Arboviroses transmises de personne à personne par un moustique de type Aedes, la dengue et le chikungunya sont en forte expansion du fait de l’extension de l’aire de répartition d’Ae. aegypti et de la diffusion internationale d’Ae. albopictus. Avec la croissance démographique et l’urbanisation en zones tropicales, où Ae. aegypti est implanté, des cycles endémo-épidémiques, voire hyperendémiques se sont installés pour la dengue, alors que le chikungunya évolue habituellement sous la forme d’épidémies de grande ampleur espacées dans le temps. La Caraïbe, et en particulier les départements français d’Amérique, où Ae. aegypti est présent, connaît depuis les années 1990 un cycle endémo-épidémique de la dengue avec des épidémies récurrentes. La Réunion, où Ae. aegypti a été éliminé mais où Ae. albopictus a pris sa place, a subi une épidémie de chikungunya de grande ampleur (près de 40% de la population touchée) en 2005-2006, dans un contexte d’intense circulation virale en Afrique de l’Est et dans l’Océan Indien. L’intensité de l’épidémie de La Réunion, son poids sur le système de santé et sur la vie quotidienne des résidents y ont provoqué une crise sanitaire majeure. Mayotte, zone d’implantation d’Ae. aegypti, a aussi été le théâtre d’une importante épidémie dans la continuité de celles de La Réunion et des Comores voisines.
Avec l’incursion du chikungunya en Italie en 2007 (près de 300 cas en Émilie-Romagne où Ae. albopictus est implanté) à partir d’un foyer épidémique en Inde, l’Europe et la France ont réalisé que le risque théorique de transmission du virus du chikungunya lié à l’expansion d’Ae. albopictus était maintenant avéré : la survenue d’épidémies urbaines de chikungunya, voire de dengue dans les zones colonisées par le vecteur, faisait maintenant partie des scénarios possibles. Il fallait donc s’y préparer et, depuis 2006, un plan national « anti-dissémination du chikungunya et de la dengue en métropole » a été établi et reconduit depuis, chaque année. Il associe un dispositif de surveillance humaine et entomologique à des mesures de prévention et de contrôle que deux des articles de ce BEH décrivent (A. Septfons et coll. ; F. Jourdain et coll.).
Jusqu’en novembre 2013, les Amériques étaient restées indemnes de chikungunya.
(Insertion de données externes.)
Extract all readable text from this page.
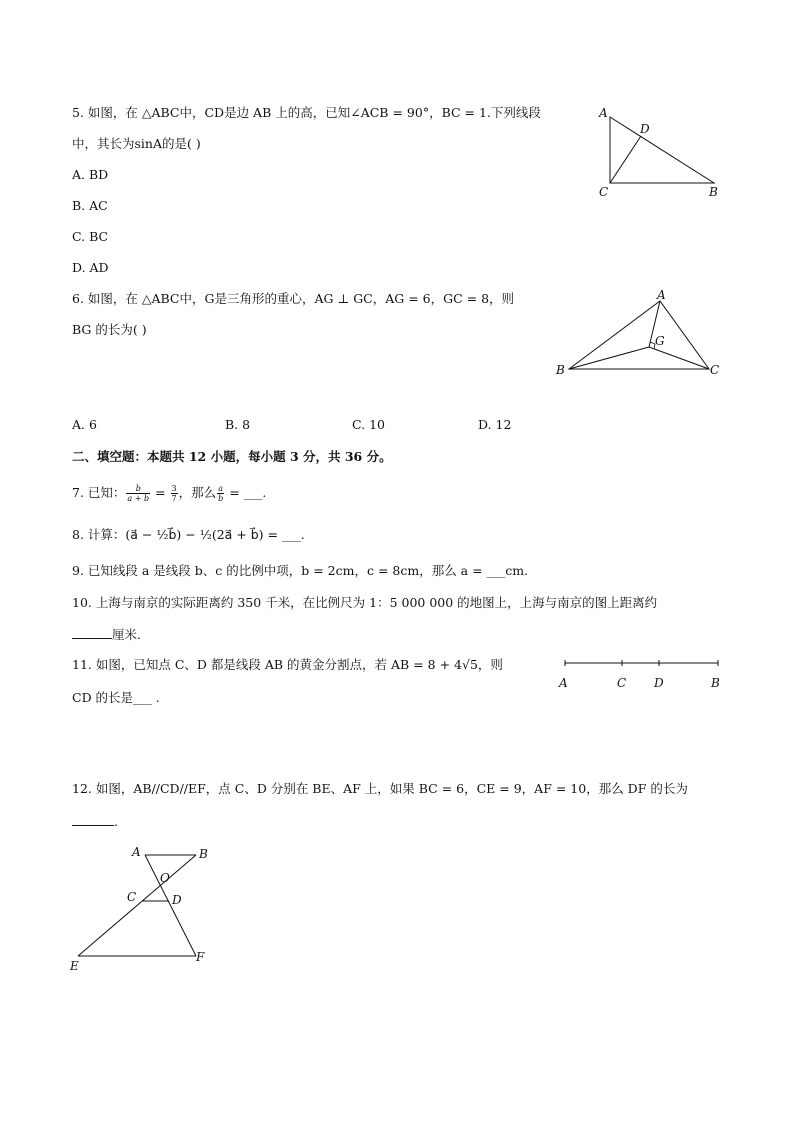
5. 如图，在 △ABC中，CD是边 AB 上的高，已知∠ACB = 90°，BC = 1.下列线段
中，其长为sinA的是( )
A. BD
B. AC
C. BC
D. AD
A
D
C	B
6. 如图，在 △ABC中，G是三角形的重心，AG ⊥ GC，AG = 6，GC = 8，则
BG 的长为( )
A
G
B	C
A. 6	B. 8	C. 10	D. 12
二、填空题：本题共 12 小题，每小题 3 分，共 36 分。
7. 已知： $\frac{b}{a + b} = \frac{3}{7}$ ，那么 $\frac{a}{b}$ = ___.
8. 计算：(a⃗ − ½b⃗) − ½(2a⃗ + b⃗) = ___.
9. 已知线段 a 是线段 b、c 的比例中项，b = 2cm，c = 8cm，那么 a = ___cm.
10. 上海与南京的实际距离约 350 千米，在比例尺为 1：5 000 000 的地图上，上海与南京的图上距离约
厘米.
11. 如图，已知点 C、D 都是线段 AB 的黄金分割点，若 AB = 8 + 4√5，则
CD 的长是___ .
A	C D	B
12. 如图，AB//CD//EF，点 C、D 分别在 BE、AF 上，如果 BC = 6，CE = 9，AF = 10，那么 DF 的长为
.
A	B
O
C	D
E
F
Mais, avec la présence d’un vecteur compétent, déjà responsable d’épidémies croissantes de dengue, et les intenses échanges internationaux avec des zones d’endémicité, l’émergence et la diffusion de la maladie dans les départements et collectivités français d’Amérique (DFA) n’étaient qu’une affaire de temps. C’est ce qui arriva en novembre 2013 à Saint-Martin avant que l’ensemble de la Caraïbe, incluant Saint-Barthélemy, la Martinique et la Guadeloupe, soit balayée par d’importantes épidémies en 2014. La Guyane voisine a été atteinte dans un deuxième temps. Dans le Pacifique, la Polynésie, après une épidémie d’infection à virus Zika en 2013-2014 et une épidémie de dengue en 2014, a aussi connu une importante épidémie de chikungunya lors du dernier été austral.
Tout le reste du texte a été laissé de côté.